25 frames per second: The Butt factor
London in June is like Heaven with tourists. After wrapping up the Board of Governors meeting at the Commonwealth Foundation, and making some humble submissions to justify my presence at the hallowed Marlborough House, its ceilings adorned with representations of heavenly and other beings, gilded pilasters reflecting the light pouring in from massive windows looking out onto the sprawling lawns of this 19th century mansion, I took off for St. James’s Park and watched the many different hues of the human species strolling past, hand in hand, some holding ice-cream cones, others pulling luggage, none of them fitting the description of Rousseau’s Emile.
Let me simplify this for you. Let us call this particular species of human, if human at all, the Butt Factor. By now, after the dust of the latest flight diversion and street protest and baton charge and tear-gas shelling has died down, after panic attacks on the part of the Mian Biradars, the Elder and the More Youthful, had been handled by the Brain of Real Estate Developers, (BRED) Mr Saad Rafique, after one of the world’s leading airlines has been rightfully outraged, after Shaikh ul Islam has been questionably glorified, we can return to the Butt Factor and take a long, hard look at who we are, who we have become.

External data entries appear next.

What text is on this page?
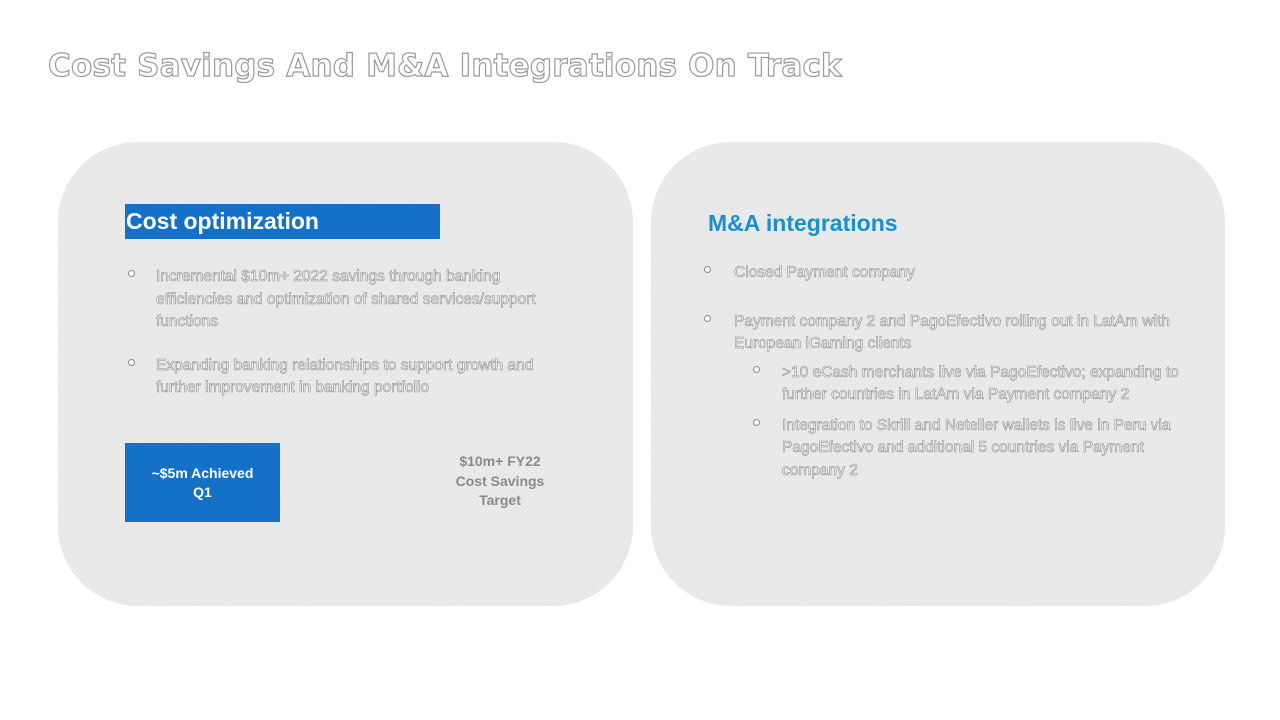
Cost Savings And M&A Integrations On Track
Cost optimization
Incremental $10m+ 2022 savings through banking efficiencies and optimization of shared services/support functions
Expanding banking relationships to support growth and further improvement in banking portfolio
~$5m Achieved
Q1
$10m+ FY22
Cost Savings
Target
M&A integrations
Closed Payment company
Payment company 2 and PagoEfectivo rolling out in LatAm with European iGaming clients
>10 eCash merchants live via PagoEfectivo; expanding to further countries in LatAm via Payment company 2
Integration to Skrill and Neteller wallets is live in Peru via PagoEfectivo and additional 5 countries via Payment company 2
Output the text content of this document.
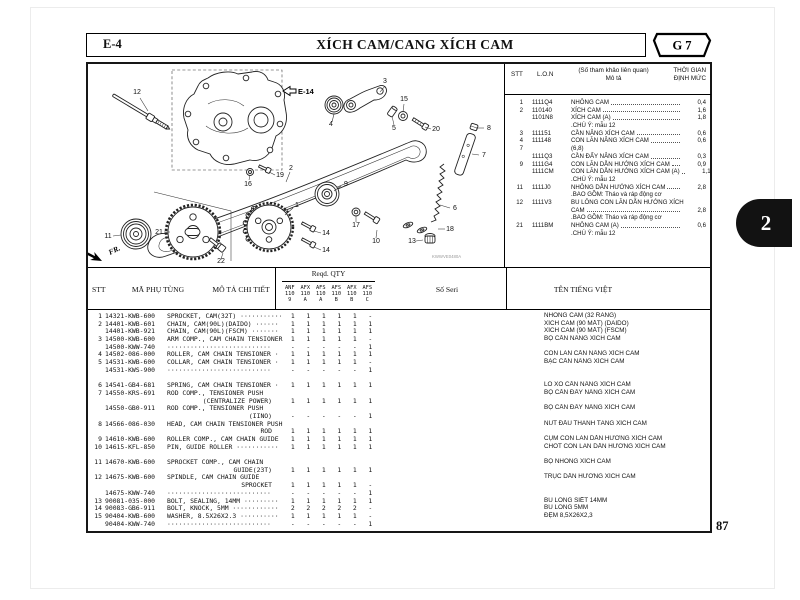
E-4	XÍCH CAM/CANG XÍCH CAM	G 7
E-14
FR.	KWWVE0480A
12
3
15
4
5	20	8
7
6
16
19
2
1
9
17
10
14
14
18
13
11
21
22
STT	L.O.N
(Số tham khảo liên quan)
Mô tả
THỜI GIAN
ĐỊNH MỨC
1	1111Q4	NHÔNG CAM	0,4
2	110140	XÍCH CAM	1,6
1101N8	XÍCH CAM (A)	1,8
.CHÚ Ý: mẫu 12
3	111151	CẦN NÂNG XÍCH CAM	0,6
4	111148	CON LĂN NÂNG XÍCH CAM	0,6
7	(6,8)
1111Q3	CẦN ĐẨY NÂNG XÍCH CAM	0,3
9	1111G4	CON LĂN DẪN HƯỚNG XÍCH CAM	0,9
1111CM	CON LĂN DẪN HƯỚNG XÍCH CAM (A)	1,1
.CHÚ Ý: mẫu 12
11	1111J0	NHÔNG DẪN HƯỚNG XÍCH CAM	2,8
.BAO GỒM: Tháo và ráp động cơ
12	1111V3	BU LÔNG CON LĂN DẪN HƯỚNG XÍCH
CAM	2,8
.BAO GỒM: Tháo và ráp động cơ
21	1111BM	NHÔNG CAM (A)	0,6
.CHÚ Ý: mẫu 12
STT	MÃ PHỤ TÙNG	MÔ TẢ CHI TIẾT
Reqd. QTY
Số Seri	TÊN TIẾNG VIỆT
ANF
110
9
AFX
110
A
AFS
110
A
AFS
110
B
AFX
110
B
AFS
110
C
1 14321-KWB-600	SPROCKET, CAM(32T) ···········	1	1	1	1	1	-	NHÔNG CAM (32 RĂNG)
2 14401-KWB-601	CHAIN, CAM(90L)(DAIDO) ······	1	1	1	1	1	1	XÍCH CAM (90 MẮT) (DAIDO)
14401-KWB-921	CHAIN, CAM(90L)(FSCM) ·······	1	1	1	1	1	1	XÍCH CAM (90 MẮT) (FSCM)
3 14500-KWB-600	ARM COMP., CAM CHAIN TENSIONER	1	1	1	1	1	-	BỘ CẦN NÂNG XÍCH CAM
14500-KWW-740	···························	-	-	-	-	-	1
4 14502-086-000	ROLLER, CAM CHAIN TENSIONER ·	1	1	1	1	1	1	CON LĂN CẦN NÂNG XÍCH CAM
5 14531-KWB-600	COLLAR, CAM CHAIN TENSIONER ·	1	1	1	1	1	-	BẠC CẦN NÂNG XÍCH CAM
14531-KWS-900	···························	-	-	-	-	-	1
6 14541-GB4-681	SPRING, CAM CHAIN TENSIONER ·	1	1	1	1	1	1	LÒ XO CẦN NÂNG XÍCH CAM
7 14550-KRS-691	ROD COMP., TENSIONER PUSH	BỘ CẦN ĐẨY NÂNG XÍCH CAM
(CENTRALIZE POWER)	1	1	1	1	1	1
14550-GB0-911	ROD COMP., TENSIONER PUSH	BỘ CẦN ĐẨY NÂNG XÍCH CAM
(IINO)	-	-	-	-	-	1
8 14566-086-030	HEAD, CAM CHAIN TENSIONER PUSH	NÚT ĐẦU THANH TĂNG XÍCH CAM
ROD	1	1	1	1	1	1
9 14610-KWB-600	ROLLER COMP., CAM CHAIN GUIDE	1	1	1	1	1	1	CỤM CON LĂN DẪN HƯỚNG XÍCH CAM
10 14615-KFL-850	PIN, GUIDE ROLLER ···········	1	1	1	1	1	1	CHỐT CON LĂN DẪN HƯỚNG XÍCH CAM
11 14670-KWB-600	SPROCKET COMP., CAM CHAIN	BỘ NHÔNG XÍCH CAM
GUIDE(23T)	1	1	1	1	1	1
12 14675-KWB-600	SPINDLE, CAM CHAIN GUIDE	TRỤC DẪN HƯỚNG XÍCH CAM
SPROCKET	1	1	1	1	1	-
14675-KWW-740	···························	-	-	-	-	-	1
13 90081-035-000	BOLT, SEALING, 14MM ·········	1	1	1	1	1	1	BU LÔNG SIẾT 14MM
14 90083-GB6-911	BOLT, KNOCK, 5MM ············	2	2	2	2	2	-	BU LÔNG 5MM
15 90404-KWB-600	WASHER, 8.5X26X2.3 ··········	1	1	1	1	1	-	ĐỆM 8,5X26X2,3
90404-KWW-740	···························	-	-	-	-	-	1
2
87
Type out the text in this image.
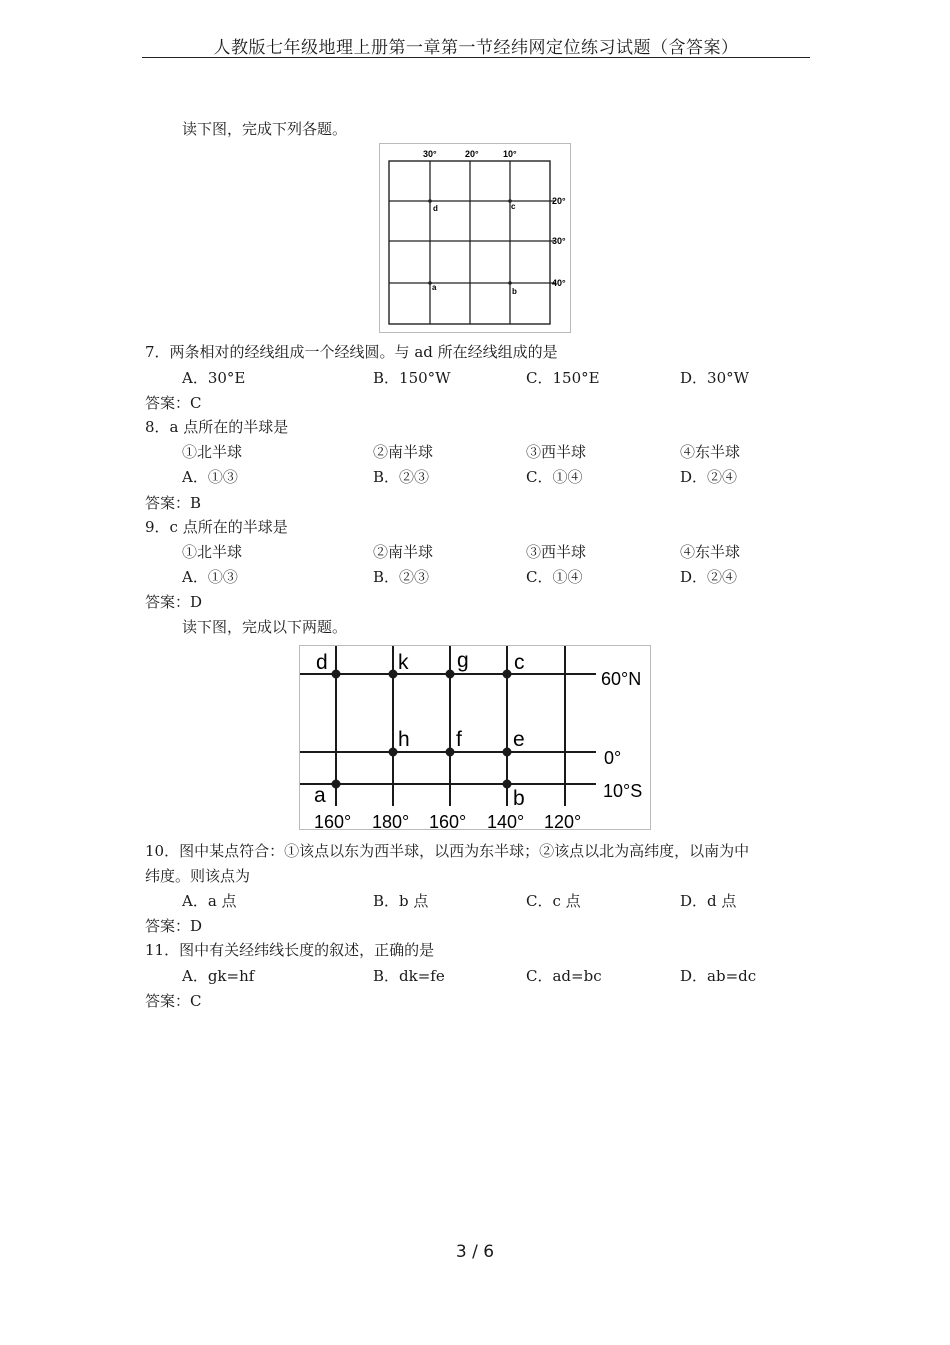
人教版七年级地理上册第一章第一节经纬网定位练习试题（含答案）
读下图，完成下列各题。
30°	20°	10°
20°
30°
40°
d	c
a	b
7．两条相对的经线组成一个经线圆。与 ad 所在经线组成的是
A．30°E	B．150°W	C．150°E	D．30°W
答案：C
8．a 点所在的半球是
①北半球	②南半球	③西半球	④东半球
A．①③	B．②③	C．①④	D．②④
答案：B
9．c 点所在的半球是
①北半球	②南半球	③西半球	④东半球
A．①③	B．②③	C．①④	D．②④
答案：D
读下图，完成以下两题。
d	k g c
h f e
a	b
60°N
0°
10°S
160° 180° 160° 140° 120°
10．图中某点符合：①该点以东为西半球，以西为东半球；②该点以北为高纬度，以南为中
纬度。则该点为
A．a 点	B．b 点	C．c 点	D．d 点
答案：D
11．图中有关经纬线长度的叙述，正确的是
A．gk=hf	B．dk=fe	C．ad=bc	D．ab=dc
答案：C
3 / 6
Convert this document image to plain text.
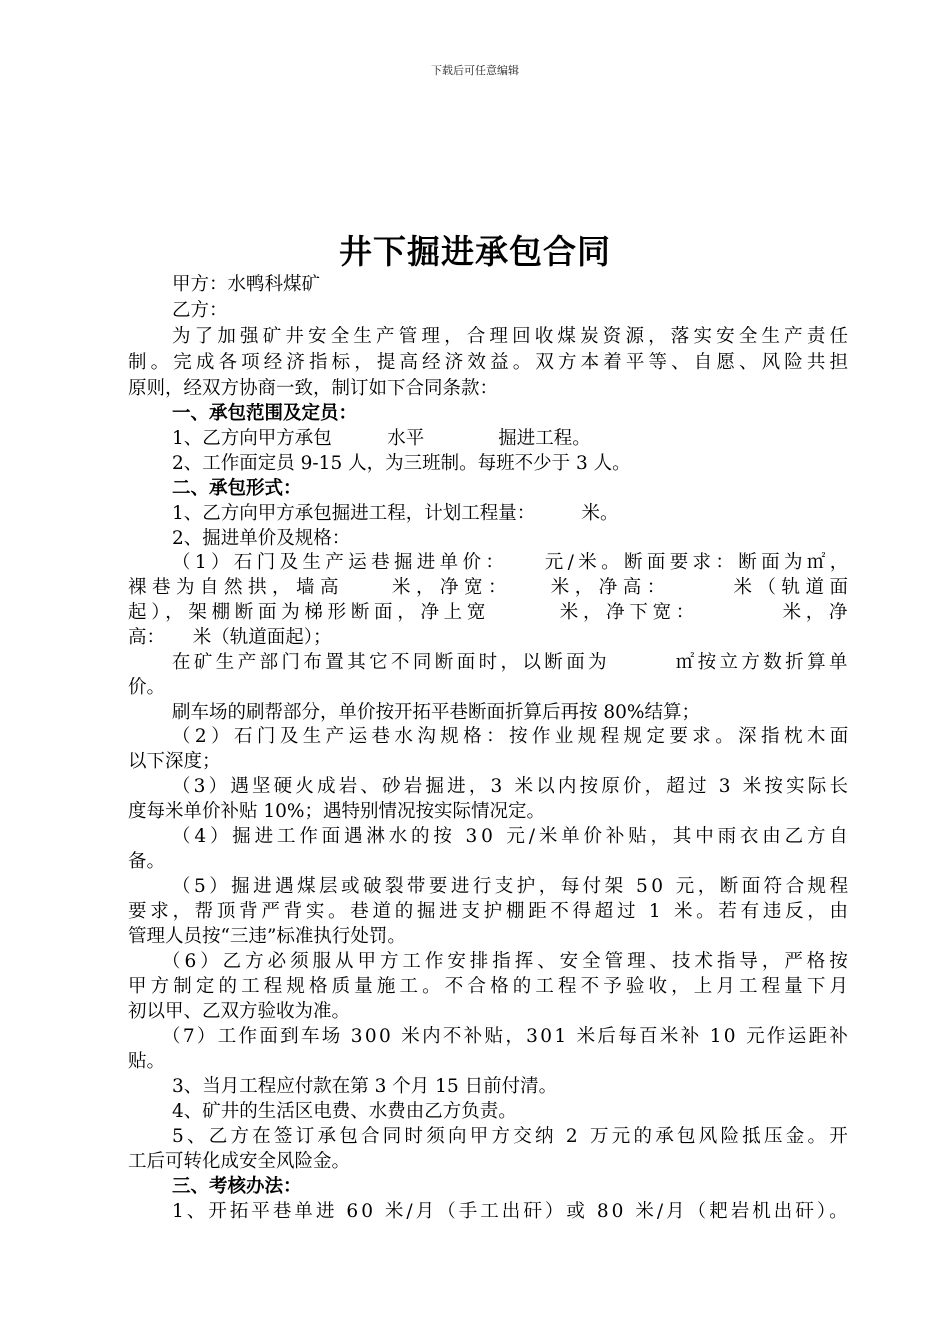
下载后可任意编辑
井下掘进承包合同
甲方：水鸭科煤矿
乙方：
为了加强矿井安全生产管理，合理回收煤炭资源，落实安全生产责任
制。完成各项经济指标，提高经济效益。双方本着平等、自愿、风险共担
原则，经双方协商一致，制订如下合同条款：
一、承包范围及定员：
1、乙方向甲方承包　　　水平　　　　掘进工程。
2、工作面定员 9-15 人，为三班制。每班不少于 3 人。
二、承包形式：
1、乙方向甲方承包掘进工程，计划工程量：　　　米。
2、掘进单价及规格：
（1）石门及生产运巷掘进单价：　　元/米。断面要求：断面为㎡，
裸巷为自然拱，墙高　　米，净宽：　　米，净高：　　　米（轨道面
起），架棚断面为梯形断面，净上宽　　　米，净下宽：　　　　米，净
高：　　米（轨道面起）；
在矿生产部门布置其它不同断面时，以断面为　　　㎡按立方数折算单
价。
刷车场的刷帮部分，单价按开拓平巷断面折算后再按 80%结算；
（2）石门及生产运巷水沟规格：按作业规程规定要求。深指枕木面
以下深度；
（3）遇坚硬火成岩、砂岩掘进，3 米以内按原价，超过 3 米按实际长
度每米单价补贴 10%；遇特别情况按实际情况定。
（4）掘进工作面遇淋水的按 30 元/米单价补贴，其中雨衣由乙方自
备。
（5）掘进遇煤层或破裂带要进行支护，每付架 50 元，断面符合规程
要求，帮顶背严背实。巷道的掘进支护棚距不得超过 1 米。若有违反，由
管理人员按“三违”标准执行处罚。
（6）乙方必须服从甲方工作安排指挥、安全管理、技术指导，严格按
甲方制定的工程规格质量施工。不合格的工程不予验收，上月工程量下月
初以甲、乙双方验收为准。
（7）工作面到车场 300 米内不补贴，301 米后每百米补 10 元作运距补
贴。
3、当月工程应付款在第 3 个月 15 日前付清。
4、矿井的生活区电费、水费由乙方负责。
5、乙方在签订承包合同时须向甲方交纳 2 万元的承包风险抵压金。开
工后可转化成安全风险金。
三、考核办法：
1、开拓平巷单进 60 米/月（手工出矸）或 80 米/月（耙岩机出矸）。
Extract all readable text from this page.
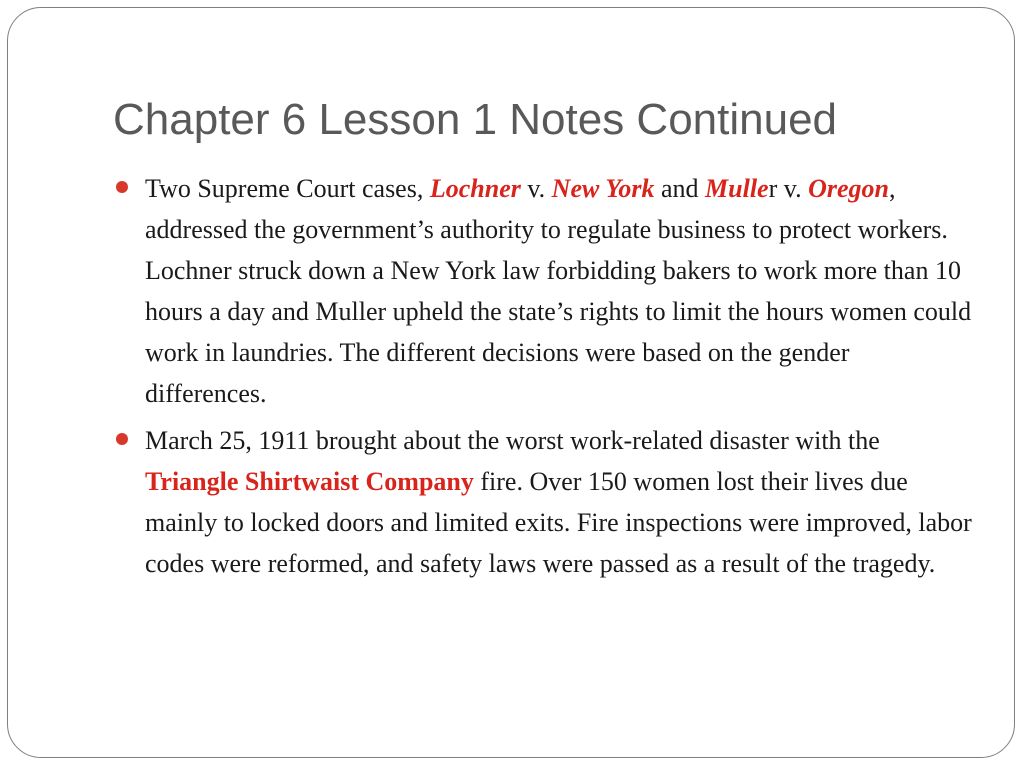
Chapter 6 Lesson 1 Notes Continued
Two Supreme Court cases, Lochner v. New York and Muller v. Oregon, addressed the government’s authority to regulate business to protect workers. Lochner struck down a New York law forbidding bakers to work more than 10 hours a day and Muller upheld the state’s rights to limit the hours women could work in laundries. The different decisions were based on the gender differences.
March 25, 1911 brought about the worst work-related disaster with the Triangle Shirtwaist Company fire. Over 150 women lost their lives due mainly to locked doors and limited exits. Fire inspections were improved, labor codes were reformed, and safety laws were passed as a result of the tragedy.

“Emile, in considering his rank in the human species and seeing himself so happily placed there, will be tempted to … attribute his happiness to his own merit … this is the error most to be feared, because it is the most difficult to destroy”. — Jean-Jacques Rousseau in Emile
When Imran Aslam asked me to appear on my favourite political satire, Banana News Network, (BNN) I had not imagined then that a series of events would be set into motion. I had intended to play the character of ‘Gullu Gulzar, urf Goga Tangey Wallah, Chief Supoke Man of Khadim-i-Aala, CM Punjab’. Fully prepared to take a dig at the many minions who surround Men of Absolute Domination (MAD), I took as inspiration the Mustachioed Chamchas (MCs) who stare at the television cameras when the MADs and the BREDs launch forth on the agenda of development being derailed much as democracy’s sputtering steam-less engine was being forced off-track by these Fire-breathing Purpose-less Zealots (FPZ’s) who were just so jealous of the MADs and their cast of supporting BREDs, most of them a tad ill-bred to my liking.
So I took off to Karachi and thoroughly enjoyed putting on a massive fat suit, dressing up in a man’s shalwar kameez and waistcoat, getting a massive mustache pasted onto my face and adorning myself with a glittering silver taweez. In a matter of minutes I had transformed into Gullu, minus the Butt Factor. For I had not imagined that the MADs and the BREDs would be stupid enough to unleash the Butt Factor onto an unsuspecting public and an exceptionally active and curious media which caught every nuance in Mr Butt’s diligent ingratiation of his bosses, the MADs, the BREDs, and even those whose acronyms have yet to be formulated or are too obscene to be printed. When I spluttered praise on the Khadim-i-Aala’s “veeyun” (vision) of transforming Lahore into Dubai complete with the Tallest Khamba with Jhanda, I did not know then that there was much more to Gullu.
I had initially suggested to the producer of BNN that I wear a pair of knee-length shorts and a tiger-print t-shirt, hockey stick in hand. But that garb was considered too radical for a woman to don. Little did I know that I would have been the precursor to Gullu the Bully; had they allowed me that much freedom. All that was missing was the danda and bottles of Coke, but that could have been arranged had my producer been an imaginative one. Imagine, I had unwittingly stumbled across the Butt Factor while taking the plunge from the straight-jacket of prim femininity to the barbarism of wild masculinity. By risking the departure from convention, I had stepped into the world of sycophancy and unbridled violence immortalised by my name-sake Gullu.
Yes indeed, it was a historic moment when the Real Gullu Butt reconfirmed and validated my suspicion that we have lost our marbles, or perhaps the only marbles we had were the ones we used to play with, and the ones many men still play with. I shall now bask in the glorious English summer, ice-cream cone in hand, reveling in the fact that life is stranger than fiction, that art imitates life occasionally, and that I had no idea that Bilawal was watching when I ripped open my black kurta to reveal the Society
Girl t-shirt beneath it, much before his scintillating, Sindh-titillating performance at the Sindh Fest.